A Western diplomat, speaking on the condition of anonymity to discuss the conflict, said that Iran and Hezbollah, the Tehran-backed Shiite armed movement in Lebanon, have sent advisers to Yemen. He declined to say how many but noted that even a dozen could have a notable effect by teaching Houthis to operate sophisticated weapons.
Last month, Houthi forces fired a Scud missile into Saudi Arabia. The missile was shot down, but the attack underscored that the group could adopt more sophisticated military technology.
“Over the last four months, the conditions have really allowed Iran to flood the zone,” the diplomat said.

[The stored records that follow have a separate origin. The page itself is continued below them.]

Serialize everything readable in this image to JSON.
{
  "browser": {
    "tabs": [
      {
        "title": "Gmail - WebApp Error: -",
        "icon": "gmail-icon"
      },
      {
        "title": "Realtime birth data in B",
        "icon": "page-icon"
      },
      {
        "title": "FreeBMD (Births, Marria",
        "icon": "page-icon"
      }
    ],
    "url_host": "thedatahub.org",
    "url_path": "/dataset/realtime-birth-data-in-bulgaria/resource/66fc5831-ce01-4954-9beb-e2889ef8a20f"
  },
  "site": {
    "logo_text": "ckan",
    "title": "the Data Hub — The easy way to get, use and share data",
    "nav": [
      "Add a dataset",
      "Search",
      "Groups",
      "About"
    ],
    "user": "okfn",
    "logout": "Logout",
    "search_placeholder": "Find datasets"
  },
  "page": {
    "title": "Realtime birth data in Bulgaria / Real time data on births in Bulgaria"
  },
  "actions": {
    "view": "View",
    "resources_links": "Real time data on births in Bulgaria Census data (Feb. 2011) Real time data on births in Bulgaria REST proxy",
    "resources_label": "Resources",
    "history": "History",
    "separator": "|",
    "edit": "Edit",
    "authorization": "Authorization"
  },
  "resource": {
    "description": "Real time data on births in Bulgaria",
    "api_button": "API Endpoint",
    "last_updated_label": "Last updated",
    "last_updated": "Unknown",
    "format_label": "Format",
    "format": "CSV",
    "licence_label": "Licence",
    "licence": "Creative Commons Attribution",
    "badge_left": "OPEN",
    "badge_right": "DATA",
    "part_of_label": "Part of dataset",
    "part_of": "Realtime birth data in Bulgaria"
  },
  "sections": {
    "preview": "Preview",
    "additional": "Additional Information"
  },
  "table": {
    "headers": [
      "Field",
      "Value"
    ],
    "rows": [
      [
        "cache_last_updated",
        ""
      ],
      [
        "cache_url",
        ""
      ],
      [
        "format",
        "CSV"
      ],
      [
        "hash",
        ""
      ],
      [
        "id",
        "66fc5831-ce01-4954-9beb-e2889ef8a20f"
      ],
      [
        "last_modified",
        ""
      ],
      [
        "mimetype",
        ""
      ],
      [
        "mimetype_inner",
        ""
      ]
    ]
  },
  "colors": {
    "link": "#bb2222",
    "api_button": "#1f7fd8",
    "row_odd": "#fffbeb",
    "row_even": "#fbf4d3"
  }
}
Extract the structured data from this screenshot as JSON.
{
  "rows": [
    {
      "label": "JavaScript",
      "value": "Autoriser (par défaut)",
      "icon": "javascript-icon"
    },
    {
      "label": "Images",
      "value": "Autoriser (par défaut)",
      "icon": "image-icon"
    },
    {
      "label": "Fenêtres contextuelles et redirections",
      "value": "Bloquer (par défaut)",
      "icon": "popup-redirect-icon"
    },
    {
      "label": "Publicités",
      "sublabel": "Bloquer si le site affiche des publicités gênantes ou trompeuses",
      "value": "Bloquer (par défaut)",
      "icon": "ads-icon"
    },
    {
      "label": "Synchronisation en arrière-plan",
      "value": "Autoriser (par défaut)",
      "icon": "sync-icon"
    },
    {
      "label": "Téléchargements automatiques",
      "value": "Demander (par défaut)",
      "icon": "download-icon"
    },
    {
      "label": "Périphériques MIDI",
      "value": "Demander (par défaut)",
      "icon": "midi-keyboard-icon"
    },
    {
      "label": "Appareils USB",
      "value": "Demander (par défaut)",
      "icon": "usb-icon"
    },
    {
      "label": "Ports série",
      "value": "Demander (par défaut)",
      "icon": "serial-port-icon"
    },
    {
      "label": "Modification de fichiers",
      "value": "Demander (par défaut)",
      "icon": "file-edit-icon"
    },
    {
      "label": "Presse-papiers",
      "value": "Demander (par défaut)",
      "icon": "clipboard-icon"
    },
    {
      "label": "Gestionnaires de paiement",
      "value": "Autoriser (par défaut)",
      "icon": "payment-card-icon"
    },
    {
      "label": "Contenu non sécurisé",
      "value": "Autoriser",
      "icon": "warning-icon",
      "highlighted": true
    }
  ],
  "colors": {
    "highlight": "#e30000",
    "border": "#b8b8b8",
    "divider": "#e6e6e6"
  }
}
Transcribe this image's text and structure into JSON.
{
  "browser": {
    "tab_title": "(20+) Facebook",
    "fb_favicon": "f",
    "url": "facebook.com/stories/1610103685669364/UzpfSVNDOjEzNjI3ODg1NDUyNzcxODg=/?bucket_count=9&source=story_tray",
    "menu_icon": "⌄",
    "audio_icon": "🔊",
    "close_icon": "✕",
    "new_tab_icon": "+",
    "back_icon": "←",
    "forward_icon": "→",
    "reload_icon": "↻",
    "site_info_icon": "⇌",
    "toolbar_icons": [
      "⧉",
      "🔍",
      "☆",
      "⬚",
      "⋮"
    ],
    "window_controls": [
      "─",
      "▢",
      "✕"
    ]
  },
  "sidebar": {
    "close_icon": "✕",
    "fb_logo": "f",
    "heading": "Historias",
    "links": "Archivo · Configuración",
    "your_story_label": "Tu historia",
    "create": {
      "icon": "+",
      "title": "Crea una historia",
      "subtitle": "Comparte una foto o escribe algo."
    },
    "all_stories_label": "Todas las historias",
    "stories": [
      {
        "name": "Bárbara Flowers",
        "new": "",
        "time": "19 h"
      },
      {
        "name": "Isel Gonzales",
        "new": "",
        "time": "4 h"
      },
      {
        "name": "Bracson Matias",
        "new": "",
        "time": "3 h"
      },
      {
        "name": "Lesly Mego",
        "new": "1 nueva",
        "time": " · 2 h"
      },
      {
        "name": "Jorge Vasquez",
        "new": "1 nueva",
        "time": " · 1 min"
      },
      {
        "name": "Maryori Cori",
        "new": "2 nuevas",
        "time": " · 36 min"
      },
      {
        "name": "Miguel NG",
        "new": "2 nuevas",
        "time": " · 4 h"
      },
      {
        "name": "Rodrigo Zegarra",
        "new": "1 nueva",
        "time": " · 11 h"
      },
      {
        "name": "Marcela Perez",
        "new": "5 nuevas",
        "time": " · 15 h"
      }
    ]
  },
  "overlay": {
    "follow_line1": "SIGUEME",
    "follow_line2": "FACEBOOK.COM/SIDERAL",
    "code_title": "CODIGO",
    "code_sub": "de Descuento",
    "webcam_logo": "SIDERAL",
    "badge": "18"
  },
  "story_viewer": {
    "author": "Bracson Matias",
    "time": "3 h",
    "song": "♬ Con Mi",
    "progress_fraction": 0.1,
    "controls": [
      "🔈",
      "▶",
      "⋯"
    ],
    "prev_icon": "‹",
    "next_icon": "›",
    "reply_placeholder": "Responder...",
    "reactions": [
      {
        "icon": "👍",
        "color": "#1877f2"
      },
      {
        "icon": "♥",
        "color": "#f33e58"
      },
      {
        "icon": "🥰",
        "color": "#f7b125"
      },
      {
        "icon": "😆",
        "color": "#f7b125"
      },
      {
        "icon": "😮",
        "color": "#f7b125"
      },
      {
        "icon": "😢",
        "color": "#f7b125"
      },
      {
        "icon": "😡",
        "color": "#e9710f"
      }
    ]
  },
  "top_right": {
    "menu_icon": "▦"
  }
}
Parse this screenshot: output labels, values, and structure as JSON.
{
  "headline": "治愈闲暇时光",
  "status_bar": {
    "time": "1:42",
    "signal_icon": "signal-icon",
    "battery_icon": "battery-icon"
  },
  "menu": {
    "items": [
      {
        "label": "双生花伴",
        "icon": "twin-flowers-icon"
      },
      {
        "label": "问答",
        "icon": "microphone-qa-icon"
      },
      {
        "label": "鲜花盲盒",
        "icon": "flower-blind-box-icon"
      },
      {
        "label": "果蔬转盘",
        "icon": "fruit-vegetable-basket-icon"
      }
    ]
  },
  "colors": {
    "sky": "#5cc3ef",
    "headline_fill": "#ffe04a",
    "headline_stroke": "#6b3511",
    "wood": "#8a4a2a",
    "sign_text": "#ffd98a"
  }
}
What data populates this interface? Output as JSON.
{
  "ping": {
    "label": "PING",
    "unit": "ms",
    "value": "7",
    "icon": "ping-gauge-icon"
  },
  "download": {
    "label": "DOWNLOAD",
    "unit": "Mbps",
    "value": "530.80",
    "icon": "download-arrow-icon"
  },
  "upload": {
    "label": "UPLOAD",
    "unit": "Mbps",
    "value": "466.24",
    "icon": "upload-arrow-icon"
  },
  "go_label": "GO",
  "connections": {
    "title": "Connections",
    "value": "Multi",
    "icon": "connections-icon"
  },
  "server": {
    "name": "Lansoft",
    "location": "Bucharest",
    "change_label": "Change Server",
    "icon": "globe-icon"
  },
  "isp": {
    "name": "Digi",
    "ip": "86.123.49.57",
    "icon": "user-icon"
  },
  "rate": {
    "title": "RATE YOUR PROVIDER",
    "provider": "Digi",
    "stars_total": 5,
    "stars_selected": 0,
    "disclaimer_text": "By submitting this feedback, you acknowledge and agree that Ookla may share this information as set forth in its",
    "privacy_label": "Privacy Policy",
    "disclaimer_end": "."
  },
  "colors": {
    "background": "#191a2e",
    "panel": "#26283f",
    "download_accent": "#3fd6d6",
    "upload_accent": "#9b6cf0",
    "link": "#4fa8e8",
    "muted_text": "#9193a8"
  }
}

U.S. officials, however, have been hesitant to embrace the Saudi assertion that the Houthis provide Iran with a proxy force that could easily become a permanent military power akin to Hezbollah or Shiite militias in Iraq. “They are essentially Yemeni, and they are part of the spectrum of Yemeni political parties,” the diplomat said.
U.S. officials also hope that Saudi Arabia will prove a strong partner in combating the Islamic State, whose advances have pulled the Obama administration back into Iraq, and other extremist groups such as al-Qaeda in the Arabian Peninsula (AQAP), which has a strong presence in Yemen.
U.S. objectives may diverge from those of Saudi Arabia when it comes to the groups in Yemen, where AQAP has plotted attacks on U.S. soil but Houthi rebels, despite their distaste for the United States, have not.
The diplomat said Saudi Arabia remains “deeply concerned” about al-Qaeda and the Islamic State but prefers to save that fight until the defeat of the Iranian-allied rebels is assured. “They see that the first order of business is restoring a legitimate government” in Yemen, he said.